Une politique faisant peser une Epée de Damoclès sur les ONG jugées "activistes" par le ministre de l’intérieur. Ainsi des mesures de dissolution ont frappé plusieurs associations : le Collectif encore l’islamophobie en France (CCIF), le 2 décembre 2020, sur le fondement de provocation à des actes de terrorisme ; la "Coordination contre le racisme et l’islamophobie" (CRI) par un décret du 20 octobre 2021 en partie sur le même fondement et qui a fait l’objet d’un recours encore pendant devant le Conseil d’Etat ; pour incitation à la haine et à la discrimination, la dissolution des association "Comité action Palestine" et "Collectif Palestine vaincra" par décrets du 9 mars 2022,… La politique mise en œuvre à cet égard matérialise une propension à l’arbitraire répressif dans les mesures de dissolution administrative. Le Conseil d’Etat juge que des prises de position sur le conflit israélo-palestinien, fussent-elles "tranchées et parfois virulentes" ne peuvent être "regardées comme provoquant à la discrimination, à la haine ou à la violence envers un groupe de personnes". Il considère également que l’on ne peut qualifier de "provocation à des agissements violents" le fait de relayer parfois avec une "complaisance contestable" les violences commises à l’encontre  des forces de l’ordre.

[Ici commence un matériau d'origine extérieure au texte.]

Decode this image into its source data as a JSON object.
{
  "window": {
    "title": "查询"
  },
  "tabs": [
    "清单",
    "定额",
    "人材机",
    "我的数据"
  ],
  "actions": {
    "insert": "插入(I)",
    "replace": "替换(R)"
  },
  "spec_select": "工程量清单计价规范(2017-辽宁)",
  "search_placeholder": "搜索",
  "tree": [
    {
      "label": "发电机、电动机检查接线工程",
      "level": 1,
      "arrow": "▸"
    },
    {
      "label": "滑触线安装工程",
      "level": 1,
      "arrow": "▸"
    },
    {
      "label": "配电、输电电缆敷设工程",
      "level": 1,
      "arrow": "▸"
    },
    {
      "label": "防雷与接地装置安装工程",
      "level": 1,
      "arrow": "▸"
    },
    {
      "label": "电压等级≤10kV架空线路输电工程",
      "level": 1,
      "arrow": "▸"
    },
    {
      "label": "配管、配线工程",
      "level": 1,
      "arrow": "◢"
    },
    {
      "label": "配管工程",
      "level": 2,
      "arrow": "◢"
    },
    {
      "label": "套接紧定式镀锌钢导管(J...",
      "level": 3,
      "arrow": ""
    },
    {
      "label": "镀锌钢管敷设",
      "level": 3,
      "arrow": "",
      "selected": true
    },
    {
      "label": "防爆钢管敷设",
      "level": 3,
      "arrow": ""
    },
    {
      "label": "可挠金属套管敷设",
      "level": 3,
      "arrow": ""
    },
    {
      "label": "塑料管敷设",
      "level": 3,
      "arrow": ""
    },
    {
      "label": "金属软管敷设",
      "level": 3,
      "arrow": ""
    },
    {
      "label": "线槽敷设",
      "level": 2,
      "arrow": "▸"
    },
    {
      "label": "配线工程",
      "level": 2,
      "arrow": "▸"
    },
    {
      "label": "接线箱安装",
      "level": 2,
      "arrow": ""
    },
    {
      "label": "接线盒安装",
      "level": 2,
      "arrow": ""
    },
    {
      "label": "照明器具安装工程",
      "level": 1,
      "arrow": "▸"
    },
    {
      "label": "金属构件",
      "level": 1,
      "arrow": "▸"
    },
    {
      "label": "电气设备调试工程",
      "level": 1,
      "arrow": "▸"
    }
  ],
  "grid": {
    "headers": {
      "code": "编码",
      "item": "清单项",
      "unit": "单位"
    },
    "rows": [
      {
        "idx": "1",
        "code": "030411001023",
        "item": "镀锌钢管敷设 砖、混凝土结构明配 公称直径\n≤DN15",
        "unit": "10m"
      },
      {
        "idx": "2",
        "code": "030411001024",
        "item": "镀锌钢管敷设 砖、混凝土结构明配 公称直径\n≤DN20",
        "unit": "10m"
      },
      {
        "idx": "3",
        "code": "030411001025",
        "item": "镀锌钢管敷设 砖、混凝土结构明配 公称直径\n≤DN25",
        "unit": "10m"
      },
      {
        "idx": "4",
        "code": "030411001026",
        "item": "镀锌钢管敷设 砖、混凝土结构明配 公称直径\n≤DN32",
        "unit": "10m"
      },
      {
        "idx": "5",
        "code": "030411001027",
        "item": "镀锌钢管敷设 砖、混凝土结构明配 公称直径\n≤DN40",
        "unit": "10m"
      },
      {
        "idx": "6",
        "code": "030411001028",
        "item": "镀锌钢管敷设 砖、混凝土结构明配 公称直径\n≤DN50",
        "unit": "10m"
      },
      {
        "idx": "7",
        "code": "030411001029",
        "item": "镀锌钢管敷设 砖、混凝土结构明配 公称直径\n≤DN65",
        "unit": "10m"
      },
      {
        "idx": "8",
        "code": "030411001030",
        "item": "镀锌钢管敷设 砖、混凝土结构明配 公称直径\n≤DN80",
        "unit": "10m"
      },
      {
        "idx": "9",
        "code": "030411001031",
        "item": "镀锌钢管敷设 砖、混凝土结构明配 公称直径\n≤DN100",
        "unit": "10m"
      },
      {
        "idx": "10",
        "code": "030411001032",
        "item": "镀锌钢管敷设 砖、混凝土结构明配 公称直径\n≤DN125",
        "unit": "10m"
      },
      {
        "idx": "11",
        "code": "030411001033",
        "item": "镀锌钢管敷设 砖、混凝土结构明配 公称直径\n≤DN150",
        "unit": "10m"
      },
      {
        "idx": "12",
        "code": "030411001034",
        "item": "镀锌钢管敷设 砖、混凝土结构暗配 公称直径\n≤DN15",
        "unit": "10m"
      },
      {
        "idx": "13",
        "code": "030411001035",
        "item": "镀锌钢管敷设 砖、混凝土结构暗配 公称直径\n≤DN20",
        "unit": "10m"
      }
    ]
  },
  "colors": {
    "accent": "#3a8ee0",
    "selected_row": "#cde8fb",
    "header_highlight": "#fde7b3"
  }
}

Mais il y a plus. Référence est faite à des entraves aux actions dites "de désobéissance civile" des défenseurs de l’environnement. Les moyens utilisés ici sont de divers ordres : défenses de manifester, perturbations de 1'exercice du droit de manifester par les pouvoirs publics chargés de le garantir, répression systématique de certaines actions ou mouvements, assignations à résidence, perquisitions abusives,... Une dégradation de la confiance que les citoyens doivent pouvoir placer, dans les institutions; des libertés publiques fragilisées, soumises à une législation et à une réglementation de plus en plus restrictives; un débat démocratique escamoté. La France, patrie des Droits de l'Homme, est à rude épreuve avec un modèle autoritaire qui se développe. Un modèle en question. Et une voix qui ne porte plus à l'international... Des leçons de droits de l'homme et de libertés : ce message universel de la France depuis plus de deux siècles n'imprime plus ; tant il devient de moins en moins audible crédible, et exemplaire...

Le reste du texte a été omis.